What really saved my sleep was melatonin. You can get melatonin supplements over the counter. I had these 3mg caplets that I would take. The first night, 3mg was way too strong, and as I drifted off rapidly to sleep, I saw ghosts floating through my room, really scary to see. After that I opened up the caplets and only took 1mg each night, tapping the powder into a spoonful of applesauce. As I got used to the melatonin, I gradually worked my way back up to the 3mg. I was taking the melatonin for almost a year before I finally managed to wean myself off of it. I tried repeatedly to come off the melatonin, but each time the insomnia returned. It’s only in the last few months that I’ve been able to manage adequate sleep without needing the melatonin, and mostly because the nightmares have started to fade.

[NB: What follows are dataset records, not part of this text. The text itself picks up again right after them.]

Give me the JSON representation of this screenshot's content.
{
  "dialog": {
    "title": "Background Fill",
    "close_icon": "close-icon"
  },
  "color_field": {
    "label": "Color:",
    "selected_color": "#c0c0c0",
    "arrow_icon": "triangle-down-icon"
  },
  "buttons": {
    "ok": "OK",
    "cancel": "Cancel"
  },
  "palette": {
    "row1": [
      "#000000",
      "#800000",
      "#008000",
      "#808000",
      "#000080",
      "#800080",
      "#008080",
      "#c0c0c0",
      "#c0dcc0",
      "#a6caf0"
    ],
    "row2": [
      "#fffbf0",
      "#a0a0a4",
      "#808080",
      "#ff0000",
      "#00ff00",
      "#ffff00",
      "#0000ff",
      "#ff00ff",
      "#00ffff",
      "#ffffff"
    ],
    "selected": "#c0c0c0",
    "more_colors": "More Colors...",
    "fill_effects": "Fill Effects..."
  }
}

I’m not over it yet. I’ve moved twice again, after my boyfriend and I broke up. I’m still afraid of my mom finding out where I live, and showing up again. She’s tried to contact me a couple times now since the incident, and both times set me off into bad panic attacks. The anger is there, as strong as ever, and it makes it difficult to talk to the rest of my family. The anger drives me to obsess about how I can get my family to understand the toxic nature of my mother. I’m always watching my back, no matter where I go. This hypervigilance is very draining.

After the breakup, I started smoking pot for about a month and a half. It helped keep my moods stable (helpful because I also have bipolar disorder), but I also noticed the nightmares finally faded away after the pot. I quit smoking pot after going on a mood stabilizer, and the nightmares so far haven’t returned. Perhaps there was some medicinal usefulness from the pot? I hope so, but continuing to smoke just wasn’t worth it for me, I didn’t enjoy the high, it just reminded me of what I felt like when I was taking my sleeping pills.

I don’t know how long it will take me to move on. I still get the occasional trigger, which brings the fear of the moment back to the surface for me to feel all over again. Most of the time, the triggers make sense – there’s an obvious connection to why it brought up a memory – but on rare occasions, a trigger will make no sense at all. Writing about the experience has been very therapeutic – it’s made it easier to process the events, my memories, and my feelings surrounding it all. The anger follows me wherever I go. I think it’s the anger that’s the most debilitating for me – it just takes up so much energy, and remains stuck in my head. I want to let go so bad, but my head just won’t let me.